Sarà la prova del nove. Sul nuovo amministratore delegato di Benetton Group si misurerà la reale capacità della famiglia di fare quel passo indietro annunciato dal patriarca Luciano tre anni fa e che oggi, dopo le dimissioni di Silvano Cassano avvenute lunedì scorso, sul mercato si teme sia messo in discussione.
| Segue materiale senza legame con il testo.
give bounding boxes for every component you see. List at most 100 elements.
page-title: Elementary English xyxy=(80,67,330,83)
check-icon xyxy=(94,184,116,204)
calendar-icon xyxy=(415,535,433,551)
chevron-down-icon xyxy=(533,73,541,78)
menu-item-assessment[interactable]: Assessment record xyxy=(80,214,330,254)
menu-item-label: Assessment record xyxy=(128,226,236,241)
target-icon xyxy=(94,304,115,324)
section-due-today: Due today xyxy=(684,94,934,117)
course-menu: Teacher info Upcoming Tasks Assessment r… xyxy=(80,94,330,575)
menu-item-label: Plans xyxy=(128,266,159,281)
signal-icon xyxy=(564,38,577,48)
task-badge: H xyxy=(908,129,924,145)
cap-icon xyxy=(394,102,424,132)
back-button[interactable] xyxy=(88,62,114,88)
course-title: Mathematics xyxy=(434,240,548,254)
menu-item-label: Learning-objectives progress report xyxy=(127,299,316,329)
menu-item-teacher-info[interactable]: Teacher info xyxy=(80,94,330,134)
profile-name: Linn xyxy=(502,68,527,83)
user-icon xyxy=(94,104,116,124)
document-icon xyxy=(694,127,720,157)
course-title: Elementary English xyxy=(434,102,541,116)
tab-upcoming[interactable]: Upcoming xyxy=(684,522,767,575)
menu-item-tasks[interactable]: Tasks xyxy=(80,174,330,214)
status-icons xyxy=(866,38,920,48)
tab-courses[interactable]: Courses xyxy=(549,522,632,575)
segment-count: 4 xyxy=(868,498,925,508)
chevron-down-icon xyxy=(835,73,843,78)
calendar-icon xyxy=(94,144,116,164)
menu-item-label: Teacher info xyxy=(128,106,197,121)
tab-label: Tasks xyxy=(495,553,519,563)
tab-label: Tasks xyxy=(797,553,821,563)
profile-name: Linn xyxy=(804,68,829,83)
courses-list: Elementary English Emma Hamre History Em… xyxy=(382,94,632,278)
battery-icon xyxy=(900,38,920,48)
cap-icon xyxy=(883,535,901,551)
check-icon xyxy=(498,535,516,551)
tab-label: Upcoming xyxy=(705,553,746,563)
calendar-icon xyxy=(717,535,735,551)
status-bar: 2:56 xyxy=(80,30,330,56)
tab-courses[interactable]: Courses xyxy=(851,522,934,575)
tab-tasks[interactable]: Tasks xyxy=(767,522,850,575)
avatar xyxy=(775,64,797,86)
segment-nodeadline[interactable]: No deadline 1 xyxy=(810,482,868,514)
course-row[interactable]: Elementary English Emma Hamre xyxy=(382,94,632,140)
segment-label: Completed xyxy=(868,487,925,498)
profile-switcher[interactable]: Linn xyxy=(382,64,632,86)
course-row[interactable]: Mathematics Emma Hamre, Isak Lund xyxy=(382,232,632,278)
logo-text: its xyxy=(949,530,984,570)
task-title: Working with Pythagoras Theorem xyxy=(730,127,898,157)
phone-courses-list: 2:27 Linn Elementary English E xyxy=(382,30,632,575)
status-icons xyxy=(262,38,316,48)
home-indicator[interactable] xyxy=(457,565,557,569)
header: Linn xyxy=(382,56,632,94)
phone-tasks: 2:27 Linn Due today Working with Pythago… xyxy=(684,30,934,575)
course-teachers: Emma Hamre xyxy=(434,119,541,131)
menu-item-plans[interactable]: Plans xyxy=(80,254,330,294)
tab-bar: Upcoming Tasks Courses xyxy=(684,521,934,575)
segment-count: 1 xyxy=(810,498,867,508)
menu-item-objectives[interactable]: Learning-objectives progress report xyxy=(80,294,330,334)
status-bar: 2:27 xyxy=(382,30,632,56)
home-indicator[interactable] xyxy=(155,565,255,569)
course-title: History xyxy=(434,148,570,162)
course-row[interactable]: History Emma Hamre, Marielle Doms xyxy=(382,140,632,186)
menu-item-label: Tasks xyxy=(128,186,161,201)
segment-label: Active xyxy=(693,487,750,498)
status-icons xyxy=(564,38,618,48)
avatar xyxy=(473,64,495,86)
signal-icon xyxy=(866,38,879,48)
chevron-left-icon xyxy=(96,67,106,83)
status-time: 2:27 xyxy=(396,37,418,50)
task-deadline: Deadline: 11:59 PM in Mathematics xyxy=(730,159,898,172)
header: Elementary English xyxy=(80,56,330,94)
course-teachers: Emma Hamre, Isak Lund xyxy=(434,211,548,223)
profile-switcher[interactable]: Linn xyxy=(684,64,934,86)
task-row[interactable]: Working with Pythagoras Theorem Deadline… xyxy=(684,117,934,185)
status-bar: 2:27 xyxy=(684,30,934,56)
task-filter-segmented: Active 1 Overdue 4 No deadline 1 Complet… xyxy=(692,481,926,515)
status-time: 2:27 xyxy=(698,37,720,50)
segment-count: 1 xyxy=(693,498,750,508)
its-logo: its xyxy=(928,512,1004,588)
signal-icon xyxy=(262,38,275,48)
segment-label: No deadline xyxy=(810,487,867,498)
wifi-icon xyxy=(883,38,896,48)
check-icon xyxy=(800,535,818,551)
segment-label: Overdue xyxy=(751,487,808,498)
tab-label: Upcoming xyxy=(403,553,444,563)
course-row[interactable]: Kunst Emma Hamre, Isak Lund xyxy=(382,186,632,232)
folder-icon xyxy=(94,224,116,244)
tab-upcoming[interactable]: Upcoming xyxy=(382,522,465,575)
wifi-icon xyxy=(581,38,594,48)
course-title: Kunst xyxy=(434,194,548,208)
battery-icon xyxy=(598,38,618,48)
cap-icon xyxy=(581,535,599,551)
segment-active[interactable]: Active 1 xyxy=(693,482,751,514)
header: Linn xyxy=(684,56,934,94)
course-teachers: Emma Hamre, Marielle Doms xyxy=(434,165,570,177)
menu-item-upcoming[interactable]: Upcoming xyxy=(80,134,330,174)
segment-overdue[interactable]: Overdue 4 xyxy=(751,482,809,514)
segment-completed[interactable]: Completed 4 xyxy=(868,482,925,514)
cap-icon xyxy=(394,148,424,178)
Sarà un test, soprattutto, per Alessandro Benetton (nella foto), il figlio secondogenito di Luciano, già da tempo indicato come il rappresentante della nuova generazione della famiglia in Benetton Group.
Mentre dentro e fuori l'azienda si teme un ritorno al passato, tanto che nei giorni scorsi era circolata anche l'ipotesi, totalmente smentita a Ponzano Veneto, di un possibile incarico da amministratore delegato allo stesso Alessandro Benetton, tutte le fonti, ufficiali e non ufficiali, vicine alla famiglia proprietaria ribadiscono che il progetto di affidare la gestione di Benetton Group a manager dotati di autonomia non è affatto tramontato. Tutt'altro. E che, anzi, la cultura e i trascorsi professionali di Alessandro, studi all'estero e il lavoro nel private equity con la sua creatura 21 Investimenti, spingono ancora di più in questa direzione. Ma è certo che questi tre anni hanno dimostrato quanto fare un passo indietro non sia cosa semplice.
I temi di discussione sono almeno due. Uno, interno a Benetton Group, riguarda i tempi del passaggio di consegne tra Luciano e Alessandro che fonti vicine alla famiglia indicano non immediato. L'altro riguarda la leadership futura di tutto l'universo Benetton, quindi il mondo che oggi è racchiuso sotto Edizione Holding. Ed è ragionando su questo secondo piano che grande attenzione ha avuto la recente, e prima, intervista di Sabrina Benetton. La figlia di Gilberto, l'uomo che governa su Edizione, ha detto con chiarezza che vede il proprio futuro in azienda.
Sabrina, secondogenita di Gilberto, ha lavorato nelle aziende del gruppo, come Autogrill; poi, nel 2003 insieme agli altri Benetton è uscita. Una decisione «giusta», ha detto, la seconda generazione è numerosa «sedersi allo stesso tavolo e mettersi d'accordo è dura. Se vogliamo anche fare i manager, potrebbe diventare impossibile».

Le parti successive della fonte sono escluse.